Blog Post: Screening for Success with Plant Tissue Culture

While most of our focus today as a company is in the preclinical drug discovery space, we do have technologies for other applications. One in particular is Visikol for Plant Biology which is designed to assist researchers with botanical microscopy and morphological imaging. This reagent is becoming a staple for many researchers in the plant biology space.

The security of our food supply is an increasingly important area of study in the new era of climate change, invasive species and pesticide resistant pathogens. The old saying goes, an ounce of prevention is worth a pound of cure. In agriculture, resistance is prevention and pesticides are the cure, but worryingly, our cures are becoming less effective.

Plant tissue culture and somaclonal breeding are two powerful technologies for relatively rapid creation of resistant crop cultivars. Plant tissue culture allows for progeny genesis every few weeks, year round, with low resource investment and low viability failure rates; a massive improvement for breeders from their traditional one or two generations per year and the classic case of uncertainty in success of progeny in nature. Clever new techniques in somaclonal variation have increased the rate and degree of phenotypic variation of progeny plantlets generated in tissue cultures. Researchers are increasingly utilizing these technologies to improve the effectiveness and cut the cost of cultivar development; Visikol for Plant Biology is helping them accomplish these goals

Powdery mildew and downy mildew are some of the most ubiquitous plant pathogens farmers face. In the cases of these fungal diseases the best available method in high rainfall regions is not chemical treatment but inoculation prevention by resistant cultivars. This resistance is a morphological change in the epidermal cuticle and cells walls of crop leaves which can be screened for rapidly by clearing tissue and visually inspecting the microscopic invasion progress of mildew hyphae.

Insect resistance is often incremental, with a small morphological change resulting in an marginal improvement.
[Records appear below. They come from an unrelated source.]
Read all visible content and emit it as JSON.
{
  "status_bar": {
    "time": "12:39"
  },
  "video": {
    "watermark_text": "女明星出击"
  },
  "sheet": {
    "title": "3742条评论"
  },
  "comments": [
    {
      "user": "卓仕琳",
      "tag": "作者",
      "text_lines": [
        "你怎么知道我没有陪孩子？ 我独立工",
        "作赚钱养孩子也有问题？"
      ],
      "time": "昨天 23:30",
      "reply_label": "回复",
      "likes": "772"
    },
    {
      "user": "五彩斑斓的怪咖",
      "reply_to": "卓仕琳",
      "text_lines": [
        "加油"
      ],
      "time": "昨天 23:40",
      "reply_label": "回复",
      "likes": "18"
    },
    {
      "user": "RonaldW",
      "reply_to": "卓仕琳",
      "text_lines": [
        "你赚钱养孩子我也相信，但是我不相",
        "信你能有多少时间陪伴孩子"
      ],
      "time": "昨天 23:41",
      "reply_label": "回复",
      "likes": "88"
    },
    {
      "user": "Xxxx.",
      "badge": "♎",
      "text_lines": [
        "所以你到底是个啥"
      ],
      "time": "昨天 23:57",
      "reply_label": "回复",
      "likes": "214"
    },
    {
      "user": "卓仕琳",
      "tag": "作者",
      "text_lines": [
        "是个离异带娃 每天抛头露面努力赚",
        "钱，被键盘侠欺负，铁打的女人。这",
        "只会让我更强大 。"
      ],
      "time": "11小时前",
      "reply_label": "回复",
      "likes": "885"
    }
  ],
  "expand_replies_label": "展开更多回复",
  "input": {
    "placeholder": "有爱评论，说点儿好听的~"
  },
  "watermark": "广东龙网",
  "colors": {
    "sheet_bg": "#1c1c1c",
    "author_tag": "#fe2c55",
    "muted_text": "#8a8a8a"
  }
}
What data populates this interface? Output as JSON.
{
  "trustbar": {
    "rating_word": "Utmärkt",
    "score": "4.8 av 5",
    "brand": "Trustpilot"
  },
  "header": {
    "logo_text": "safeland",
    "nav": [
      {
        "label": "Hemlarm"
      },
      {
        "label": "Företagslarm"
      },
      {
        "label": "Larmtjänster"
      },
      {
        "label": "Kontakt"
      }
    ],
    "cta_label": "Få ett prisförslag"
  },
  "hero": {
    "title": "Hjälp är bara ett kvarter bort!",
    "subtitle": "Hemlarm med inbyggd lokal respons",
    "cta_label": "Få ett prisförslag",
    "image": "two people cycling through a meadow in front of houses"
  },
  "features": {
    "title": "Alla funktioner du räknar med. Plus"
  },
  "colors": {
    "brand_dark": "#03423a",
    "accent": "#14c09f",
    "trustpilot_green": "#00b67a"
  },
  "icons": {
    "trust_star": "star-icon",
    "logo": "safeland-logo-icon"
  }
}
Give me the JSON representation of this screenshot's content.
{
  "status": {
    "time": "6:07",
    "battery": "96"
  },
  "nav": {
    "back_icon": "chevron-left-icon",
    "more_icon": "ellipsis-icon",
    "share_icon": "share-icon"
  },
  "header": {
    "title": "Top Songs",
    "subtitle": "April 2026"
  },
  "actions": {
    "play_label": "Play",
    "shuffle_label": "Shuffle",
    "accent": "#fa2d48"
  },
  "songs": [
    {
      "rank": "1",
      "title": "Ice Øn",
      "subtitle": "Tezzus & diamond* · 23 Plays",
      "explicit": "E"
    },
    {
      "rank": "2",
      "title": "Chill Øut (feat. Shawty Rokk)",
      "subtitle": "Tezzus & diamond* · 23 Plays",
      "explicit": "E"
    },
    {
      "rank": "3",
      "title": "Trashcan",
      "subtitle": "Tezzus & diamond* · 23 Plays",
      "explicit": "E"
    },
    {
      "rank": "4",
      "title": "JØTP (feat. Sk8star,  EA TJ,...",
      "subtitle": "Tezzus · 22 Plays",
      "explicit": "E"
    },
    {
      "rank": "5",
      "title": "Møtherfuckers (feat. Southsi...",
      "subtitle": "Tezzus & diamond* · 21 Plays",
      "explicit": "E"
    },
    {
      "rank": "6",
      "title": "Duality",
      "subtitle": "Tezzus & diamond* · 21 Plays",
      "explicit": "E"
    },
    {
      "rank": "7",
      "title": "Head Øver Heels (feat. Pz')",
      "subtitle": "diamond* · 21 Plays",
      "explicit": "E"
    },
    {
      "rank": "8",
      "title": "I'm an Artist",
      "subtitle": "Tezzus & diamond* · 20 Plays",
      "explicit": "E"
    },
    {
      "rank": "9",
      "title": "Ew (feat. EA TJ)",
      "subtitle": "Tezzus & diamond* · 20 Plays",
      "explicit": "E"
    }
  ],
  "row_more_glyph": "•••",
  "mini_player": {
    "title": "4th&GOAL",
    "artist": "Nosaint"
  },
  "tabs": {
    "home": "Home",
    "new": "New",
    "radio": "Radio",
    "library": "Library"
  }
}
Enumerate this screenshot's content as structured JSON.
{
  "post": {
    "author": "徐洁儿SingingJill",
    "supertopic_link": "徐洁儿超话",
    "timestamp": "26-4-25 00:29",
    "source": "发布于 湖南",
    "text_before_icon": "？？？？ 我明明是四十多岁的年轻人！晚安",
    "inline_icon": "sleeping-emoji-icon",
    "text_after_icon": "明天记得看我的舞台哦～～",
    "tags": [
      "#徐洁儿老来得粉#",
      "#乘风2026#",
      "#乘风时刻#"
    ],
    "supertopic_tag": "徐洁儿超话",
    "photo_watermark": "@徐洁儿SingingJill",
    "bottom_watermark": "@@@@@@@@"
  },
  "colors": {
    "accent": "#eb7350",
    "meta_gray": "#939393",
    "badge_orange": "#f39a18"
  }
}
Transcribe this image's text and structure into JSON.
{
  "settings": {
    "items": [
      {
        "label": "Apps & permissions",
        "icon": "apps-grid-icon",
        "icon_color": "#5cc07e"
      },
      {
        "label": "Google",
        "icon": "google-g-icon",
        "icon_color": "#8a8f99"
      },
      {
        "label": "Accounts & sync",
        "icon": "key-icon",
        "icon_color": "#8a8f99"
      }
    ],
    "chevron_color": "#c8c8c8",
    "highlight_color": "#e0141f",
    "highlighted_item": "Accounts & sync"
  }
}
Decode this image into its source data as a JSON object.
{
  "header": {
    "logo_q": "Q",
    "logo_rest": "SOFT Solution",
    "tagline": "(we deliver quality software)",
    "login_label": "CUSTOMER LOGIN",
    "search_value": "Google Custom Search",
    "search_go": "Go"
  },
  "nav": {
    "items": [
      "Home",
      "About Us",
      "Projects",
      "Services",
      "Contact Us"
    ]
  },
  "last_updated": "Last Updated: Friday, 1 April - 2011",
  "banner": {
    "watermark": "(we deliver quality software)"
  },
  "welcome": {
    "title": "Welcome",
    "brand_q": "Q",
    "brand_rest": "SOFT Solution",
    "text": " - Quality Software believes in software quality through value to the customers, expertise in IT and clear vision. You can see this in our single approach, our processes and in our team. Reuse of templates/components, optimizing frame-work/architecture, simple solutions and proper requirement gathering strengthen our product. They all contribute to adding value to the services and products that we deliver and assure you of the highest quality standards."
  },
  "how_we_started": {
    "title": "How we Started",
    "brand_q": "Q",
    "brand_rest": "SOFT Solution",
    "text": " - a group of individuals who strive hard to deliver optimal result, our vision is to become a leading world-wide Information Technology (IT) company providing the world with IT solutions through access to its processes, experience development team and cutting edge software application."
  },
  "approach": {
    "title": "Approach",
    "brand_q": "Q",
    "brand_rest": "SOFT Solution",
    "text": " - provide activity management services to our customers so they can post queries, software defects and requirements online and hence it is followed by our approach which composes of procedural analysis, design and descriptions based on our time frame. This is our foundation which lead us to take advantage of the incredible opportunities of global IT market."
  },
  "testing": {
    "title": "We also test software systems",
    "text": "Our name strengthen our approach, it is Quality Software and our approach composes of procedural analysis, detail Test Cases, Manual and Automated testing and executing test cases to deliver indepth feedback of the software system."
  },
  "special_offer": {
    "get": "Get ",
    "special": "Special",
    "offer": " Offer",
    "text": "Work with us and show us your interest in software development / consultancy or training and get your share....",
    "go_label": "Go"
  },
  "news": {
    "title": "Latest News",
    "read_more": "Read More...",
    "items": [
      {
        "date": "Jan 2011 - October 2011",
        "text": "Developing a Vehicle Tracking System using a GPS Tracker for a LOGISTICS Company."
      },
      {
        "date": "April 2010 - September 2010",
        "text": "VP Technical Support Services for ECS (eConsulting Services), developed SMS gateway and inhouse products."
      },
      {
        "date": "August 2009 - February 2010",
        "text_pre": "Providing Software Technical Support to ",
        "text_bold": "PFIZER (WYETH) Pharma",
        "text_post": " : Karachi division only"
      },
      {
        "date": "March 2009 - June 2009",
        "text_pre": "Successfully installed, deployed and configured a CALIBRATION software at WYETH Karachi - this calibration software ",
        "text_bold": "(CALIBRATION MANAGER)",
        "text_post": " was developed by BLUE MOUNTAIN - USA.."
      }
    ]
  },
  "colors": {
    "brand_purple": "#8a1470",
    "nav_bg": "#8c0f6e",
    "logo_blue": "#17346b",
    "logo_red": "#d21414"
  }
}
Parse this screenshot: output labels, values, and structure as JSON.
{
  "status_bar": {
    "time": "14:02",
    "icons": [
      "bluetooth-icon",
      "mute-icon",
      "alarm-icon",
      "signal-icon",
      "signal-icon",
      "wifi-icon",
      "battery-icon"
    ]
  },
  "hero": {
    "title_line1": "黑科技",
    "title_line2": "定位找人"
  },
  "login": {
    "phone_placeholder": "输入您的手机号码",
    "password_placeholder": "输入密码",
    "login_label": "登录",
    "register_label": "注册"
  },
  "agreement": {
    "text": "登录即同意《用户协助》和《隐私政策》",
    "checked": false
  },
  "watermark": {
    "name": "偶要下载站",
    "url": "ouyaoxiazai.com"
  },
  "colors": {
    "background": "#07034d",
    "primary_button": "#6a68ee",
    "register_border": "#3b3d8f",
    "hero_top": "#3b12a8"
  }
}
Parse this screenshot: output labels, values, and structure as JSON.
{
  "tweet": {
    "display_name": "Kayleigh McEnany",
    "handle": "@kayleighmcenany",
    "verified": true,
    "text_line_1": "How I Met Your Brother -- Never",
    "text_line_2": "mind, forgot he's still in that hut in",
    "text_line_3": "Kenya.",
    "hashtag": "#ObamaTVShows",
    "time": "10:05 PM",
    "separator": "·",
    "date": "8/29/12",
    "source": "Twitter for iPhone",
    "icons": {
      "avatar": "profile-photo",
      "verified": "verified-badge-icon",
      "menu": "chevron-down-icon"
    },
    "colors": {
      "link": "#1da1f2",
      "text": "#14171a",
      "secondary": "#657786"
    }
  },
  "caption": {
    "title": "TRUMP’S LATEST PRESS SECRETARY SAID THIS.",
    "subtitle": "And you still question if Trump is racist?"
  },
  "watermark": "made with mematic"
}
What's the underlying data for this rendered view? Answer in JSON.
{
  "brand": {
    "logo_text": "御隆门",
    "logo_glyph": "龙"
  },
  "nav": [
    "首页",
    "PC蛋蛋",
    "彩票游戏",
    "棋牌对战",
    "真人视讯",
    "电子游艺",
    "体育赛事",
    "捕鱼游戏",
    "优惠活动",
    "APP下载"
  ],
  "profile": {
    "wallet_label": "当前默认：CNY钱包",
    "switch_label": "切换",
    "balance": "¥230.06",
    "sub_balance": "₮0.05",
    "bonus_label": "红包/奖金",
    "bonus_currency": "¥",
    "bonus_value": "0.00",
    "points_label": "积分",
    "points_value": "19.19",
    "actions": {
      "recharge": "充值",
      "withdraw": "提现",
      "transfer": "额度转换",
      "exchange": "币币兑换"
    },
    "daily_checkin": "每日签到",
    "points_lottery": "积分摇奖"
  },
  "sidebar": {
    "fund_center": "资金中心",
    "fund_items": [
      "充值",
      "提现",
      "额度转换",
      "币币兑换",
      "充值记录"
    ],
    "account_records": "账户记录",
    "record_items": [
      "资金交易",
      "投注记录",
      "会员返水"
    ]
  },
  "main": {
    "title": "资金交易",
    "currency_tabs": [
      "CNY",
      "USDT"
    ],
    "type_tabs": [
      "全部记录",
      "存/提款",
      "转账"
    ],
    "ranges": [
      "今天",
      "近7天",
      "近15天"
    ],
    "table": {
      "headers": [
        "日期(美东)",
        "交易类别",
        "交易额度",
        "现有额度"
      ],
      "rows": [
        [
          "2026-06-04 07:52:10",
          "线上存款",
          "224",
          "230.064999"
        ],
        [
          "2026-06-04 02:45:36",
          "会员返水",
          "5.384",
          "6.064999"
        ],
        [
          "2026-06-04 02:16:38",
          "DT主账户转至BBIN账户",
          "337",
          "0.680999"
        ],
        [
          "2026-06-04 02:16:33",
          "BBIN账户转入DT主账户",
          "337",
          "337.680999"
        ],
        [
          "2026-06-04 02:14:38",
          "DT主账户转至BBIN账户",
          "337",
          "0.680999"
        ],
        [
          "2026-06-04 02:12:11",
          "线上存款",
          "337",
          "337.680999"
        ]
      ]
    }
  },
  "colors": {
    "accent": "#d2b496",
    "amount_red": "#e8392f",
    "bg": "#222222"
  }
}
For example, when the corn rootworm or hookworm larva attacks an adolescent corn plants roots, it must first chew through the root cuticle to access the calorie rich vasculature tissue. Increases in cuticle thickness have a significant impact on the rate at which roots are compromised and this decreases in rate of diseases progression translates to higher crop survival rates and higher yields.

Traditional breeding for traits like this takes land, time, and high skill labor just to identify progress on a few generations of progeny a year. Tissue culture-based breeding reduces the cost and quantity of all these resources, but there are still significant innovations left to discover. The next step in increasing the impact of these technologies is to improve throughput of screening. Successful genetic alteration or chemical resistance can be screened chemically, but morphological improvement will still be assessed via microscopy by skilled technicians (at least until machine learning can catch up). To assist with this effort we have developed the Visikol for Plant Biology reagent which allows for easy and high quality botanical microscopy through tissue clearing.